Authorities haven't publicly addressed the possibility of a Tice connection. But the individual familiar with the investigation says that "all business associates of Billings's are persons of interest." Some of these associates have fled the area, the individual says, including one who's believed to have left the country. In the aftermath of the killings, the sheriff's office has apparently redoubled its efforts to investigate Billings's allegations against Tice. According to a source with direct knowledge of the matter, the detective in charge of the inquiry into their business dealings recently asked Ashley Billings—Melanie's biological daughter, 26—to cooperate in the case, which she agreed to do, hoping to buttress her father's claims. (Beasley, the Billings's family lawyer, did not confirm that.) So far, authorities have not arrested Tice. One of the acquaintances says that someone in the sheriff's office told him that local law enforcement wasn't moving against Tice because he was cooperating with a federal agency in one of its investigations (the sheriff's office declined to comment).
Amid all the speculation, a NEWSWEEK reporter met with Tice in his office on a used-car lot in Pace, Fla., last month.

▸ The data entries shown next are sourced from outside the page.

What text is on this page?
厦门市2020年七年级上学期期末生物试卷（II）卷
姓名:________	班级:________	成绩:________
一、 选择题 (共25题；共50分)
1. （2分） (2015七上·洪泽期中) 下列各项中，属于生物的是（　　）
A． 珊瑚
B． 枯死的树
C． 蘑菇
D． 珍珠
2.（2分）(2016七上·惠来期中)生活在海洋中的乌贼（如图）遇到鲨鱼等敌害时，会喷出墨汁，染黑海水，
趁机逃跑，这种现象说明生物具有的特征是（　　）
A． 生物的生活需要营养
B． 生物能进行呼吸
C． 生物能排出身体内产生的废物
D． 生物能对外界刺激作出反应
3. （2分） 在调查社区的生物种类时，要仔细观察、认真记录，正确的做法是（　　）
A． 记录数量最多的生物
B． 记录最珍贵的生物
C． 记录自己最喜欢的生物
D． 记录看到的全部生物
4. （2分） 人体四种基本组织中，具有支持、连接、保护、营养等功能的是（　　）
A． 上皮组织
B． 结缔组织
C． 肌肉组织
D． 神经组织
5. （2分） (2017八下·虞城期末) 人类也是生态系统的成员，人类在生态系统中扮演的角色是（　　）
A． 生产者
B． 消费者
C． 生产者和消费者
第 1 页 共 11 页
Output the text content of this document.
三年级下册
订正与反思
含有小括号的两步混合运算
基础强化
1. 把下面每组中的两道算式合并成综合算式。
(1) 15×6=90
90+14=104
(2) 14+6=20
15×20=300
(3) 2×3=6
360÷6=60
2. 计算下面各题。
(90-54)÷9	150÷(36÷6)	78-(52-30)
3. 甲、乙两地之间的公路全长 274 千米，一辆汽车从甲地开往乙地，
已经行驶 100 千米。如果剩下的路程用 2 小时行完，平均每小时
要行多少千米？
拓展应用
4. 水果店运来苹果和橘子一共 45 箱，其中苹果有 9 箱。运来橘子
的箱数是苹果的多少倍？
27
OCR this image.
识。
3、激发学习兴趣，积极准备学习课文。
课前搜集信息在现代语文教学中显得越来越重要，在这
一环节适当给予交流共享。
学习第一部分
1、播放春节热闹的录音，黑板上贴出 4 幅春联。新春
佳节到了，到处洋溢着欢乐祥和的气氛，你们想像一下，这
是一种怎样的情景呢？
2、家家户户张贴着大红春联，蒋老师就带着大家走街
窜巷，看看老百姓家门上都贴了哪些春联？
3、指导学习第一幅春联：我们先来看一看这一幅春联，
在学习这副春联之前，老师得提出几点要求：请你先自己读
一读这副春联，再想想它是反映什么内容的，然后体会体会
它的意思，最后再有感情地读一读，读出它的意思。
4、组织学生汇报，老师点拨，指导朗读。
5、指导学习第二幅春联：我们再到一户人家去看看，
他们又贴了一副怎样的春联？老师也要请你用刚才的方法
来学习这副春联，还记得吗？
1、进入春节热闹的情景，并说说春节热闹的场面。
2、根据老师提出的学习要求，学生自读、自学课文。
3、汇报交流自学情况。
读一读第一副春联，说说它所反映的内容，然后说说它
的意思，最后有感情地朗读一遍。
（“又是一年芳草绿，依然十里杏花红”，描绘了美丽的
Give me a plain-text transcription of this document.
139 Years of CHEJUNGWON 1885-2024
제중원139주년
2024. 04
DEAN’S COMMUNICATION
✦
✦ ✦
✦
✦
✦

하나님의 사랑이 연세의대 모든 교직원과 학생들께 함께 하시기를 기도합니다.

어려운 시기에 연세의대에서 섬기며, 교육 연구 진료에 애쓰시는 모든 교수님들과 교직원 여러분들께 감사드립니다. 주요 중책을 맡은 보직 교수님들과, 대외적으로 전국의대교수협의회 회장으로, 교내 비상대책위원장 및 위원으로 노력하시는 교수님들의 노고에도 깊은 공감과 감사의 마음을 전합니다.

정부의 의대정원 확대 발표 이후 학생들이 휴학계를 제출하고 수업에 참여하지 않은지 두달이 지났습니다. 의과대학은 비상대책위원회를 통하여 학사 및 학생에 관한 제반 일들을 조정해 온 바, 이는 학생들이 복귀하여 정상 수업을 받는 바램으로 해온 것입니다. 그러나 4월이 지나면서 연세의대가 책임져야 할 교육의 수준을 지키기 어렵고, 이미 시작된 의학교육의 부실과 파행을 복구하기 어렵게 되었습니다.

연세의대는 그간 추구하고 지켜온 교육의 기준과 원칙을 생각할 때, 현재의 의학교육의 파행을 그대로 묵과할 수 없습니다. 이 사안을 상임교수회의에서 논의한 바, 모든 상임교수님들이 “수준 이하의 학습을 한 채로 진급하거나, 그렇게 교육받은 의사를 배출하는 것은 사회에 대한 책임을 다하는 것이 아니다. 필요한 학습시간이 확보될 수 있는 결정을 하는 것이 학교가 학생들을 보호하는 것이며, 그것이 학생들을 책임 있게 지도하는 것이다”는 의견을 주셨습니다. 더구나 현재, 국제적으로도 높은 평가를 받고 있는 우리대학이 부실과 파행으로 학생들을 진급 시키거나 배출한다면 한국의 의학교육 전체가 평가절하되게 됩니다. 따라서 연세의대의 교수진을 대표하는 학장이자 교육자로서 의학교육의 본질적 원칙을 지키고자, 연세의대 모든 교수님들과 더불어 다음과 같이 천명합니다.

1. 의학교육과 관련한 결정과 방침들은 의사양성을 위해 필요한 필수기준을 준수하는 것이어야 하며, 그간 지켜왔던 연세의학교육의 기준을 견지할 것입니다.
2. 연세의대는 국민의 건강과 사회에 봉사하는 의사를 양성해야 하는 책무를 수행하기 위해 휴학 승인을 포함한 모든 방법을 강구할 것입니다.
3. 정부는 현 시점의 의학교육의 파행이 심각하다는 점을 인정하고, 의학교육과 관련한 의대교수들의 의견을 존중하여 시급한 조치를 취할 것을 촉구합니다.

In a brief interview, Tice declined to address the allegations that he smuggled cars and stole from Billings, but claimed that the two were friends and that he had nothing to do with the murders. He concluded by citing officials' statements early on that, in Tice's paraphrasing, "This was nothing but a robbery." It may well have seemed as simple as that in the beginning. But as investigators soon discovered, this has become, in Sheriff Morgan's memorable description, one "humdinger" of a case.